La tercera parte del libro se titula “las victorias del siglo XV”. El primer capítulo de esta
sección, y el noveno del libro, trata sobre Alfonso el Magnánimo y la caída de la casa de
Anjou. Abulafia relata la lucha por el trono de Nápoles entre Renato de Anjou y
Alfonso de Aragón, producto de la indecisión de Juana II, el carácter díscolo de la
nobleza con su tendencia a instaurar pequeños estados regionales y la ambición
desenfrenada del rey Alfonso. Según el autor, Renato podía pensarse como el héroe de
los italianos meridionales que veían en él un monarca débil dispuesto a ceder ante la
nobleza, mientras que los aragoneses eran vistos como intrusos, si bien Alfonso intentó
siempre fraternizar con la nobleza. Tanto Renato como Alfonso eran exponentes del
culto a la caballerosidad del siglo XV, aunque el segundo también estuvo expuesto al
humanismo clásico. Abulafia sostiene que aunque se considere a este periodo como uno
de grave crisis económica en Cataluña, también es cierto que las conquistas de Alfonso
regeneraron la economía de la corona de Aragón y restablecieron los lazos entre
Barcelona y la Nápoles conquistada, estimulando el comercio transmediterráneo. Es
decir, luego de la peste los territorios gobernados por Alfonso, incluidos Sicilia y la
Italia meridional, experimentaron un renacimiento económico, materializado por
ejemplo en la expansión de los rebaños de ovejas del sur de la península itálica.

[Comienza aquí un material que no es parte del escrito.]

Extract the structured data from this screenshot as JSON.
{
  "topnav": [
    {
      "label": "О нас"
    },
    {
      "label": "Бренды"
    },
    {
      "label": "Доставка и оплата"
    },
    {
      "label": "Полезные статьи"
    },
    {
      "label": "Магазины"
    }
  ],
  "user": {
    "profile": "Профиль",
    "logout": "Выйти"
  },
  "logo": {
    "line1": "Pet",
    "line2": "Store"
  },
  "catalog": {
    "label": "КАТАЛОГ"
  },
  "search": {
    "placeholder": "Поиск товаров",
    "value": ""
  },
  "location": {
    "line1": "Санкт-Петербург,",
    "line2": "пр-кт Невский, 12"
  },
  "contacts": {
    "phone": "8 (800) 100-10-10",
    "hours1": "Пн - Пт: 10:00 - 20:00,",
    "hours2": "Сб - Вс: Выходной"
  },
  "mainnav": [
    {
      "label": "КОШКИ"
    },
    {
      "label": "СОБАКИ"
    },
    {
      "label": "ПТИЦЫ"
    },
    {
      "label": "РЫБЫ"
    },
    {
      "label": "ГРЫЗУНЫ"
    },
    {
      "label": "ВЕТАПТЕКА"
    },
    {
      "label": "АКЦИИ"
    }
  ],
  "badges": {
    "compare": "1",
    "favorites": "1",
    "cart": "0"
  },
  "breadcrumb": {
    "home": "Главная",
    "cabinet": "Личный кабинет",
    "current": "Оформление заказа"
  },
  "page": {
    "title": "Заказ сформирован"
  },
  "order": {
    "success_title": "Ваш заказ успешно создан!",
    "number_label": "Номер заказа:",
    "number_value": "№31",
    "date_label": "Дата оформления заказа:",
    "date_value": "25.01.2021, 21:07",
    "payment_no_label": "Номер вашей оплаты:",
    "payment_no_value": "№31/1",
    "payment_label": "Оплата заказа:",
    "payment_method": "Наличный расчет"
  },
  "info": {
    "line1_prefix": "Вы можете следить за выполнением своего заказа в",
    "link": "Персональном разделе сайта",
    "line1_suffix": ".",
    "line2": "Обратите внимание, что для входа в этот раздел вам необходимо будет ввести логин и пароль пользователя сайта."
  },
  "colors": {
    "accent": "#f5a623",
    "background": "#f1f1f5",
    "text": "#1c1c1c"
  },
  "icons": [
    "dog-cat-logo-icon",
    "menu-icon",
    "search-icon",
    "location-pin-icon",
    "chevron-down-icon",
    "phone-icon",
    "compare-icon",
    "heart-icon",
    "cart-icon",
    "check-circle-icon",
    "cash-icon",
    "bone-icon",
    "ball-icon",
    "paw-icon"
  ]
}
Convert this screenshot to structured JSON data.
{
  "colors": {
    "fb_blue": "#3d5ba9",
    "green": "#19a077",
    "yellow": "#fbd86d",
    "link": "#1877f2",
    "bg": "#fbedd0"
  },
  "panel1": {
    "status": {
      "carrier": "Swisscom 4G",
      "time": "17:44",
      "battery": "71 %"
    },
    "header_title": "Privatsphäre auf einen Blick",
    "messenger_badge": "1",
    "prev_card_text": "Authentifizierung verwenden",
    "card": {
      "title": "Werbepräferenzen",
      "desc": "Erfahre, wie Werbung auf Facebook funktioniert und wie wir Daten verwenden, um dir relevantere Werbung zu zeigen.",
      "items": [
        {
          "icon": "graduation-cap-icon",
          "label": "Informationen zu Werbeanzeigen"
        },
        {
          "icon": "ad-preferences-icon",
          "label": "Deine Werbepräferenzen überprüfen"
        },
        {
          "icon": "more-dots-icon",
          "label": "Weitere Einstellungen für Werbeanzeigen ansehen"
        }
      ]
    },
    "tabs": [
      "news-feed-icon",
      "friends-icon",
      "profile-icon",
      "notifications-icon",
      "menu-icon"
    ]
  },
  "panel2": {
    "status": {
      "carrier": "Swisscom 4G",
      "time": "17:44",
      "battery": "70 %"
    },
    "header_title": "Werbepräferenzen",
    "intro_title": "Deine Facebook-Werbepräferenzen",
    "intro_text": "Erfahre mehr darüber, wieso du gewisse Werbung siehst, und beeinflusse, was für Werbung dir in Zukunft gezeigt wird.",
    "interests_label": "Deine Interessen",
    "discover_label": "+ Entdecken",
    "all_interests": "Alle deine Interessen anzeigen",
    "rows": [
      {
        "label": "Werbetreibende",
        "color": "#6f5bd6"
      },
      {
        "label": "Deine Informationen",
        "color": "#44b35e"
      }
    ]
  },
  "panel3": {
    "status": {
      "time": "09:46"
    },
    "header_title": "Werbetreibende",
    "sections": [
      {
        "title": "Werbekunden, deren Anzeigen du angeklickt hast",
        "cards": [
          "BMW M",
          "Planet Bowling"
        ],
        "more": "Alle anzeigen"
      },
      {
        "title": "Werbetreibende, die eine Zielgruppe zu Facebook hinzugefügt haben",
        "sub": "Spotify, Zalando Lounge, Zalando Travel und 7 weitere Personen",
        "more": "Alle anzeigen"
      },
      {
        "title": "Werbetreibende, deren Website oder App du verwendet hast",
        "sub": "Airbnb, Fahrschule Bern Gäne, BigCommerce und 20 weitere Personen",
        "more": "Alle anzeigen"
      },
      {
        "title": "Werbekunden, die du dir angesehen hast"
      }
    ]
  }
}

También el estado vio acrecentarse sus arcas gracias a los gravámenes impuestos al
movimiento pecuario. Sin embargo, como señala Abulafia, el problema seguía siendo el
de la sucesión de Alfonso, siendo el trono de Nápoles para Ferrante, su hijo ilegítimo y
el resto de las tierras para Juan, hermano menor de aquel.